Scaling Instructable Agents Across Many Simulated Worlds
The paper "Scaling Instructable Agents Across Many Simulated Worlds" details the development and initial results of the Scalable, Instructable, Multiworld Agent (SIMA) project. SIMA aims to create embodied AI systems capable of executing arbitrary language instructions within diverse 3D environments, bridging the gap between symbolic language and embodied perception/action.
Introduction and Motivation
The ability of AI systems to follow complex language instructions and perform tasks in realistic 3D environments has long been a challenge. While modern AI demonstrates proficiency in abstract domains such as chess and programming, interacting with the physical world through grounded perception and action remains significantly underdeveloped. The SIMA project seeks to overcome this limitation by training agents to follow diverse free-form instructions across various 3D settings, from curated research environments to open-ended commercial video games.

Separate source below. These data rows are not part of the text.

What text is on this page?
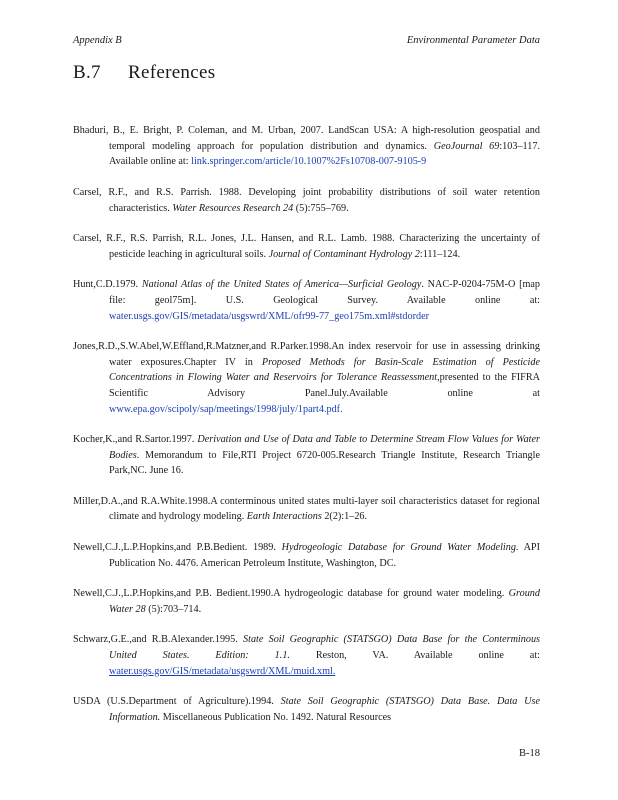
Appendix B	Environmental Parameter Data
B.7 References

Bhaduri, B., E. Bright, P. Coleman, and M. Urban, 2007. LandScan USA: A high-resolution geospatial and temporal modeling approach for population distribution and dynamics. GeoJournal 69:103–117. Available online at: link.springer.com/article/10.1007%2Fs10708-007-9105-9

Carsel, R.F., and R.S. Parrish. 1988. Developing joint probability distributions of soil water retention characteristics. Water Resources Research 24 (5):755–769.

Carsel, R.F., R.S. Parrish, R.L. Jones, J.L. Hansen, and R.L. Lamb. 1988. Characterizing the uncertainty of pesticide leaching in agricultural soils. Journal of Contaminant Hydrology 2:111–124.

Hunt,C.D.1979. National Atlas of the United States of America—Surficial Geology. NAC-P-0204-75M-O [map file: geol75m]. U.S. Geological Survey. Available online at: water.usgs.gov/GIS/metadata/usgswrd/XML/ofr99-77_geo175m.xml#stdorder

Jones,R.D.,S.W.Abel,W.Effland,R.Matzner,and R.Parker.1998.An index reservoir for use in assessing drinking water exposures.Chapter IV in Proposed Methods for Basin-Scale Estimation of Pesticide Concentrations in Flowing Water and Reservoirs for Tolerance Reassessment,presented to the FIFRA Scientific Advisory Panel.July.Available online at www.epa.gov/scipoly/sap/meetings/1998/july/1part4.pdf.

Kocher,K.,and R.Sartor.1997. Derivation and Use of Data and Table to Determine Stream Flow Values for Water Bodies. Memorandum to File,RTI Project 6720-005.Research Triangle Institute, Research Triangle Park,NC. June 16.

Miller,D.A.,and R.A.White.1998.A conterminous united states multi-layer soil characteristics dataset for regional climate and hydrology modeling. Earth Interactions 2(2):1–26.

Newell,C.J.,L.P.Hopkins,and P.B.Bedient. 1989. Hydrogeologic Database for Ground Water Modeling. API Publication No. 4476. American Petroleum Institute, Washington, DC.

Newell,C.J.,L.P.Hopkins,and P.B. Bedient.1990.A hydrogeologic database for ground water modeling. Ground Water 28 (5):703–714.

Schwarz,G.E.,and R.B.Alexander.1995. State Soil Geographic (STATSGO) Data Base for the Conterminous United States. Edition: 1.1. Reston, VA. Available online at: water.usgs.gov/GIS/metadata/usgswrd/XML/muid.xml.

USDA (U.S.Department of Agriculture).1994. State Soil Geographic (STATSGO) Data Base. Data Use Information. Miscellaneous Publication No. 1492. Natural Resources

B-18
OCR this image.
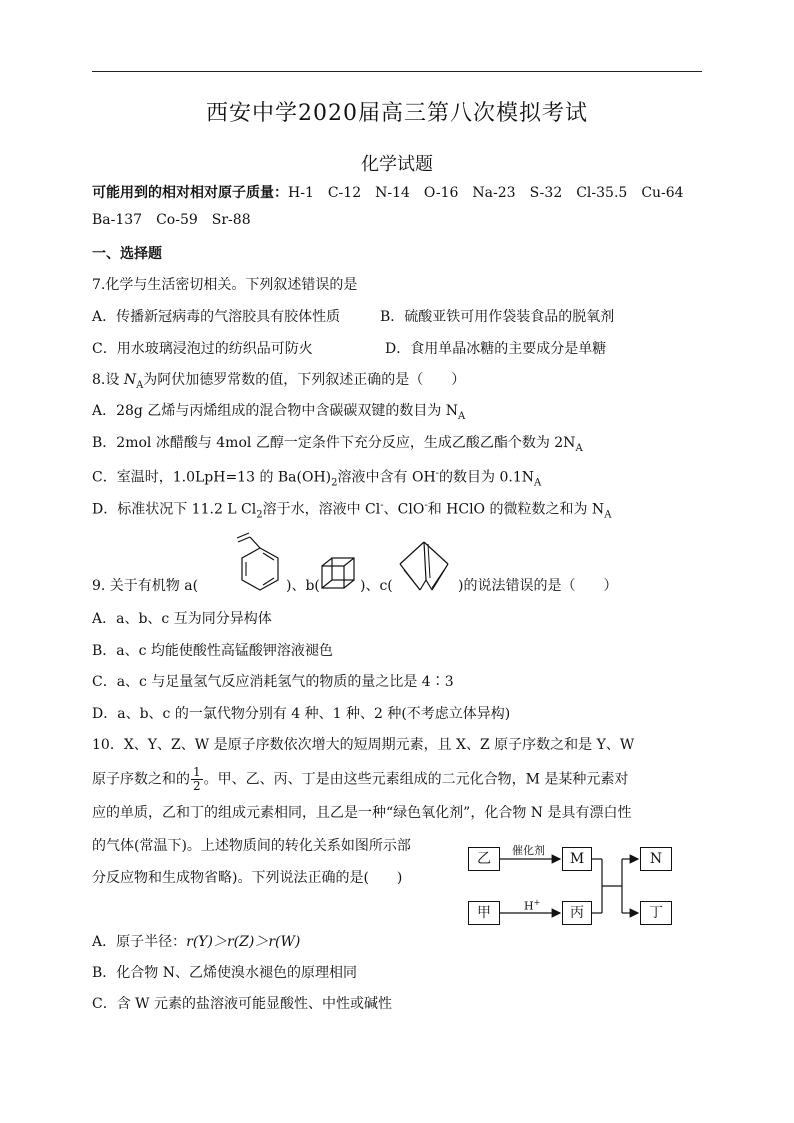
西安中学2020届高三第八次模拟考试
化学试题
可能用到的相对相对原子质量：H-1　C-12　N-14　O-16　Na-23　S-32　Cl-35.5　Cu-64
Ba-137　Co-59　Sr-88
一、选择题
7.化学与生活密切相关。下列叙述错误的是
A．传播新冠病毒的气溶胶具有胶体性质	B．硫酸亚铁可用作袋装食品的脱氧剂
C．用水玻璃浸泡过的纺织品可防火	D．食用单晶冰糖的主要成分是单糖
8.设 $N_A$为阿伏加德罗常数的值，下列叙述正确的是（　　）
A．28g 乙烯与丙烯组成的混合物中含碳碳双键的数目为 $N_A$
B．2mol 冰醋酸与 4mol 乙醇一定条件下充分反应，生成乙酸乙酯个数为 $2N_A$
C．室温时，1.0LpH=13 的 $Ba(OH)_2$溶液中含有 OH-的数目为 $0.1N_A$
D．标准状况下 11.2 L $Cl_2$溶于水，溶液中 Cl-、ClO-和 HClO 的微粒数之和为 $N_A$
9. 关于有机物 a(	)、b(	)、c(	)的说法错误的是（　　）
A．a、b、c 互为同分异构体
B．a、c 均能使酸性高锰酸钾溶液褪色
C．a、c 与足量氢气反应消耗氢气的物质的量之比是 4∶3
D．a、b、c 的一氯代物分别有 4 种、1 种、2 种(不考虑立体异构)
10．X、Y、Z、W 是原子序数依次增大的短周期元素，且 X、Z 原子序数之和是 Y、W
原子序数之和的 $\frac{1}{2}$ 。甲、乙、丙、丁是由这些元素组成的二元化合物，M 是某种元素对
应的单质，乙和丁的组成元素相同，且乙是一种“绿色氧化剂”，化合物 N 是具有漂白性
的气体(常温下)。上述物质间的转化关系如图所示部
分反应物和生成物省略)。下列说法正确的是(　　)
乙
甲
M
丙
N
丁
催化剂
H+
A．原子半径：r(Y)＞r(Z)＞r(W)
B．化合物 N、乙烯使溴水褪色的原理相同
C．含 W 元素的盐溶液可能显酸性、中性或碱性
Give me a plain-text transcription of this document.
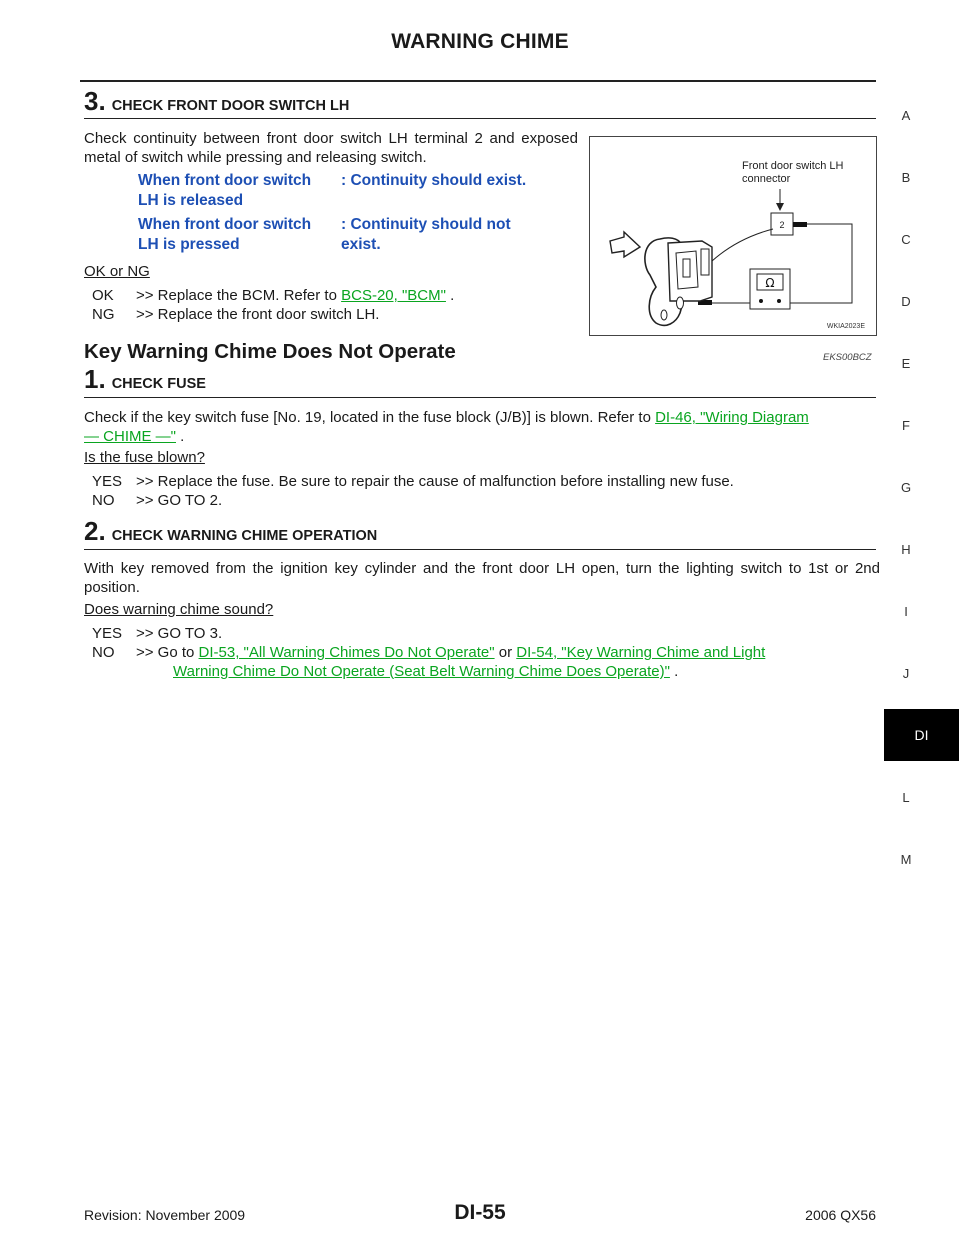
WARNING CHIME
3. CHECK FRONT DOOR SWITCH LH
Check continuity between front door switch LH terminal 2 and exposed metal of switch while pressing and releasing switch.
When front door switch
LH is released
: Continuity should exist.
When front door switch
LH is pressed
: Continuity should not
exist.
OK or NG
OK >> Replace the BCM. Refer to BCS-20, "BCM" .
NG >> Replace the front door switch LH.
Front door switch LH
connector
2
Ω
WKIA2023E
Key Warning Chime Does Not Operate	EKS00BCZ
1. CHECK FUSE
Check if the key switch fuse [No. 19, located in the fuse block (J/B)] is blown. Refer to DI-46, "Wiring Diagram
— CHIME —" .
Is the fuse blown?
YES >> Replace the fuse. Be sure to repair the cause of malfunction before installing new fuse.
NO >> GO TO 2.
2. CHECK WARNING CHIME OPERATION
With key removed from the ignition key cylinder and the front door LH open, turn the lighting switch to 1st or 2nd position.
Does warning chime sound?
YES >> GO TO 3.
NO >> Go to DI-53, "All Warning Chimes Do Not Operate" or DI-54, "Key Warning Chime and Light
Warning Chime Do Not Operate (Seat Belt Warning Chime Does Operate)" .
A
B
C
D
E
F
G
H
I
J
DI
L
M
Revision: November 2009	DI-55	2006 QX56
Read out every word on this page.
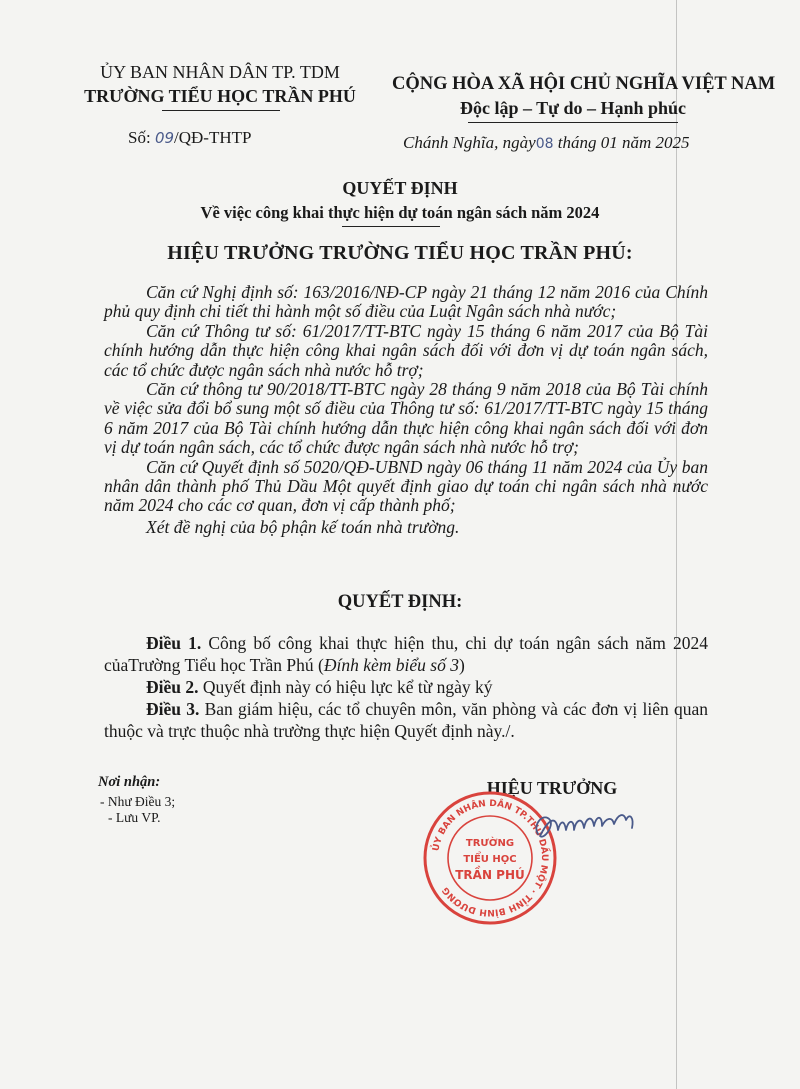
ỦY BAN NHÂN DÂN TP. TDM
TRƯỜNG TIỂU HỌC TRẦN PHÚ
CỘNG HÒA XÃ HỘI CHỦ NGHĨA VIỆT NAM
Độc lập – Tự do – Hạnh phúc
Số: 09/QĐ-THTP	Chánh Nghĩa, ngày08 tháng 01 năm 2025
QUYẾT ĐỊNH
Về việc công khai thực hiện dự toán ngân sách năm 2024
HIỆU TRƯỞNG TRƯỜNG TIỂU HỌC TRẦN PHÚ:

Căn cứ Nghị định số: 163/2016/NĐ-CP ngày 21 tháng 12 năm 2016 của Chính phủ quy định chi tiết thi hành một số điều của Luật Ngân sách nhà nước;

Căn cứ Thông tư số: 61/2017/TT-BTC ngày 15 tháng 6 năm 2017 của Bộ Tài chính hướng dẫn thực hiện công khai ngân sách đối với đơn vị dự toán ngân sách, các tổ chức được ngân sách nhà nước hỗ trợ;

Căn cứ thông tư 90/2018/TT-BTC ngày 28 tháng 9 năm 2018 của Bộ Tài chính về việc sửa đổi bổ sung một số điều của Thông tư số: 61/2017/TT-BTC ngày 15 tháng 6 năm 2017 của Bộ Tài chính hướng dẫn thực hiện công khai ngân sách đối với đơn vị dự toán ngân sách, các tổ chức được ngân sách nhà nước hỗ trợ;

Căn cứ Quyết định số 5020/QĐ-UBND ngày 06 tháng 11 năm 2024 của Ủy ban nhân dân thành phố Thủ Dầu Một quyết định giao dự toán chi ngân sách nhà nước năm 2024 cho các cơ quan, đơn vị cấp thành phố;

Xét đề nghị của bộ phận kế toán nhà trường.

QUYẾT ĐỊNH:

Điều 1. Công bố công khai thực hiện thu, chi dự toán ngân sách năm 2024 củaTrường Tiểu học Trần Phú (Đính kèm biểu số 3)

Điều 2. Quyết định này có hiệu lực kể từ ngày ký

Điều 3. Ban giám hiệu, các tổ chuyên môn, văn phòng và các đơn vị liên quan thuộc và trực thuộc nhà trường thực hiện Quyết định này./.

Nơi nhận:
- Như Điều 3;
- Lưu VP.
HIỆU TRƯỞNG
ỦY BAN NHÂN DÂN TP.THỦ DẦU MỘT · TỈNH BÌNH DƯƠNG
TRƯỜNG
TIỂU HỌC
TRẦN PHÚ
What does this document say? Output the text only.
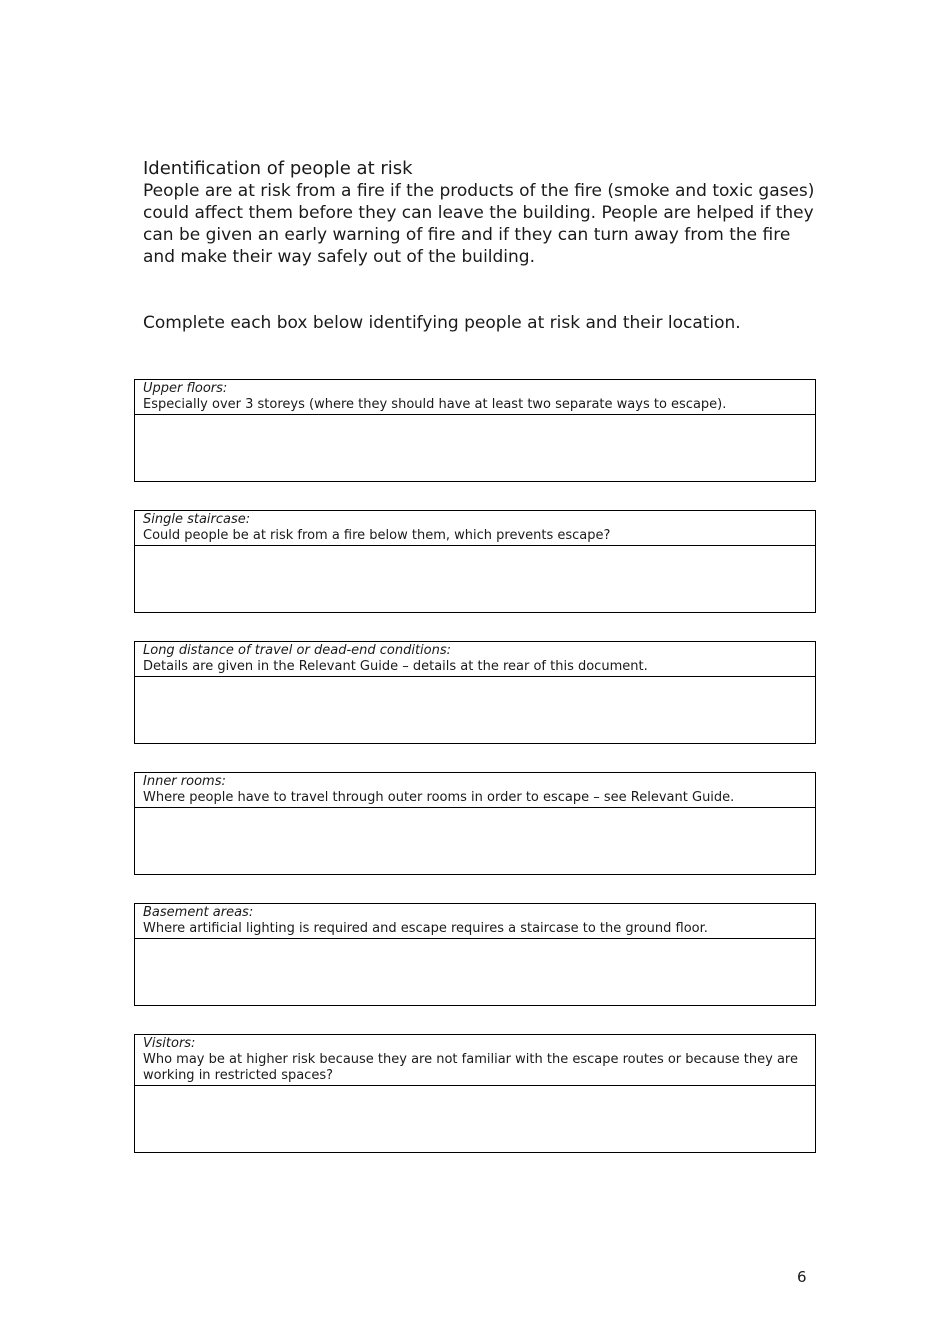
Identification of people at risk
People are at risk from a fire if the products of the fire (smoke and toxic gases) could affect them before they can leave the building. People are helped if they can be given an early warning of fire and if they can turn away from the fire and make their way safely out of the building.
Complete each box below identifying people at risk and their location.
Upper floors:
Especially over 3 storeys (where they should have at least two separate ways to escape).
Single staircase:
Could people be at risk from a fire below them, which prevents escape?
Long distance of travel or dead-end conditions:
Details are given in the Relevant Guide – details at the rear of this document.
Inner rooms:
Where people have to travel through outer rooms in order to escape – see Relevant Guide.
Basement areas:
Where artificial lighting is required and escape requires a staircase to the ground floor.
Visitors:
Who may be at higher risk because they are not familiar with the escape routes or because they are working in restricted spaces?
6
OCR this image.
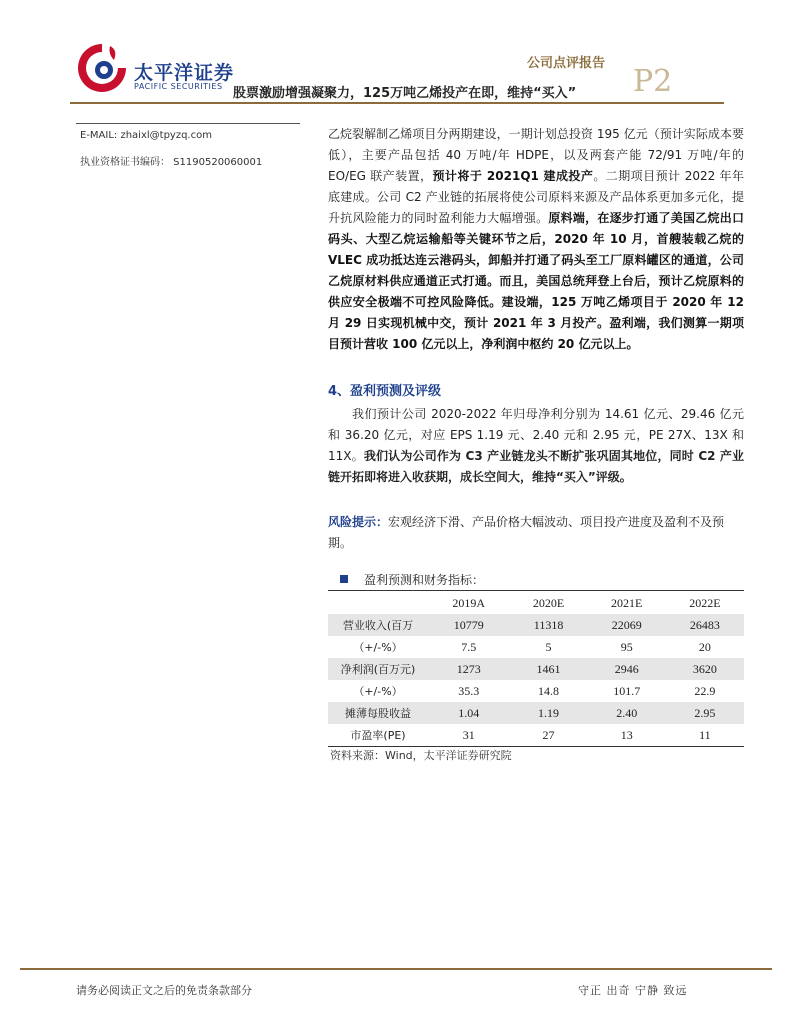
太平洋证券
PACIFIC SECURITIES
公司点评报告
P2
股票激励增强凝聚力，125万吨乙烯投产在即，维持“买入”
E-MAIL: zhaixl@tpyzq.com
执业资格证书编码： S1190520060001
乙烷裂解制乙烯项目分两期建设，一期计划总投资 195 亿元（预计实际成本要低），主要产品包括 40 万吨/年 HDPE，以及两套产能 72/91 万吨/年的 EO/EG 联产装置，预计将于 2021Q1 建成投产。二期项目预计 2022 年年底建成。公司 C2 产业链的拓展将使公司原料来源及产品体系更加多元化，提升抗风险能力的同时盈利能力大幅增强。原料端，在逐步打通了美国乙烷出口码头、大型乙烷运输船等关键环节之后，2020 年 10 月，首艘装载乙烷的 VLEC 成功抵达连云港码头，卸船并打通了码头至工厂原料罐区的通道，公司乙烷原材料供应通道正式打通。而且，美国总统拜登上台后，预计乙烷原料的供应安全极端不可控风险降低。建设端，125 万吨乙烯项目于 2020 年 12 月 29 日实现机械中交，预计 2021 年 3 月投产。盈利端，我们测算一期项目预计营收 100 亿元以上，净利润中枢约 20 亿元以上。
4、盈利预测及评级
我们预计公司 2020-2022 年归母净利分别为 14.61 亿元、29.46 亿元和 36.20 亿元，对应 EPS 1.19 元、2.40 元和 2.95 元，PE 27X、13X 和 11X。我们认为公司作为 C3 产业链龙头不断扩张巩固其地位，同时 C2 产业链开拓即将进入收获期，成长空间大，维持“买入”评级。
风险提示：宏观经济下滑、产品价格大幅波动、项目投产进度及盈利不及预期。
盈利预测和财务指标：
	2019A	2020E	2021E	2022E
营业收入(百万	10779	11318	22069	26483
（+/-%）	7.5	5	95	20
净利润(百万元)	1273	1461	2946	3620
（+/-%）	35.3	14.8	101.7	22.9
摊薄每股收益	1.04	1.19	2.40	2.95
市盈率(PE)	31	27	13	11
资料来源：Wind，太平洋证券研究院
请务必阅读正文之后的免责条款部分	守正 出奇 宁静 致远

A critical approach of SIMA is its reliance on a generic, human-like interface. Agents receive image observations and language instructions, translating these into keyboard-and-mouse actions, enabling them to adapt seamlessly to new environments. This universal interface models human interaction, allowing for direct imitation learning from human behavior data and zero-shot transfer to new tasks and environments.
Environments
SIMA includes a range of both commercial video games and research-specific environments, selected for their visual richness and diverse interaction possibilities. The commercial video games such as Goat Simulator 3, Hydroneer, No Man's Sky, Satisfactory, Teardown, Valheim, and Wobbly Life offer a high degree of complexity and visual fidelity. Conversely, research environments like Construction Lab, Playhouse, ProcTHOR, and WorldLab provide controlled settings for assessing specific skills essential to grounded AI.
Data Collection and Processing
The project collects large datasets of human expert gameplay, capturing videos, language instructions, and actions within these environments. Data quality is ensured through filtering and preprocessing measures. The instructions span a variety of domains such as resource gathering, combat, navigation, and object management, with data collection methodologies including single-player sessions and two-player "setter-solver" interactions.
Agent Architecture
The SIMA agent's architecture integrates inputs from pretrained models and fine-tunes them using behavioral cloning. Key components include:
- Vision models like SPARC for fine-grained image-text alignment,
- Video prediction models like Phenaki,
- Transformers for processing visual observations, language instructions, and memory states,
- A policy network generating keyboard-and-mouse actions.
This architectural setup allows the agent to assimilate extensive prior knowledge while adapting to specific tasks within varied environments. Classifier-Free Guidance is employed to enhance the policy's language conditionality during inference, improving the agent's responsiveness to instructions.
Evaluation Methods
The diverse and complex environments necessitate varied evaluation methodologies:
- Ground-truth evaluations in research environments for precise task success metrics.
- Optical Character Recognition (OCR) for detecting in-game text denoting task completion.
- Human evaluations for assessing agent performance on tasks where automatic metrics are infeasible.
These strategies ensure robust, scalable assessment across multiple environments while maintaining a high sensitivity to language instruction adherence.
Initial Results
Agents demonstrate varied success rates across environments, exhibiting better performance in controlled research settings than in more interactive commercial games. Performance is particularly notable in simpler environments like Playhouse and WorldLab, indicating the agents' ability to generalize basic skills. Performance across skill categories varies, with higher success in movement and basic interactions but lower success in more intricate tasks like combat and resource management.
Comparisons with several baselines highlight the benefits of the integrated approach, showing significant improvements over agents trained without pretraining or language input. Zero-shot evaluation results are promising, with agents transferring basic skills to held-out environments, underlining the generalization capabilities of the approach.
Implications and Future Directions
The implications of SIMA are twofold: practical and theoretical. Practically, SIMA's approach offers an efficient, scalable method for training embodied AI, circumventing the prohibitive costs and risks associated with real-world robotics testing. Theoretically, it advances the understanding of language grounding in rich, embodied settings, contributing to the development of General AI.
Future developments will focus on scaling to more environments, enhancing agent robustness, leveraging more sophisticated pretrained models, and refining evaluation protocols. The ultimate goal is to create a general instructable agent capable of complex, language-driven behavior across any simulated 3D environment, potentially extending to real-world applications.
Conclusion
The SIMA project represents a significant step toward achieving general AI capable of understanding and executing language instructions in rich, interactive environments. By leveraging large-scale data collection, robust agent architectures, and diverse evaluation techniques, SIMA not only advances AI capabilities but also provides a critical platform for future research in grounded language understanding and general AI.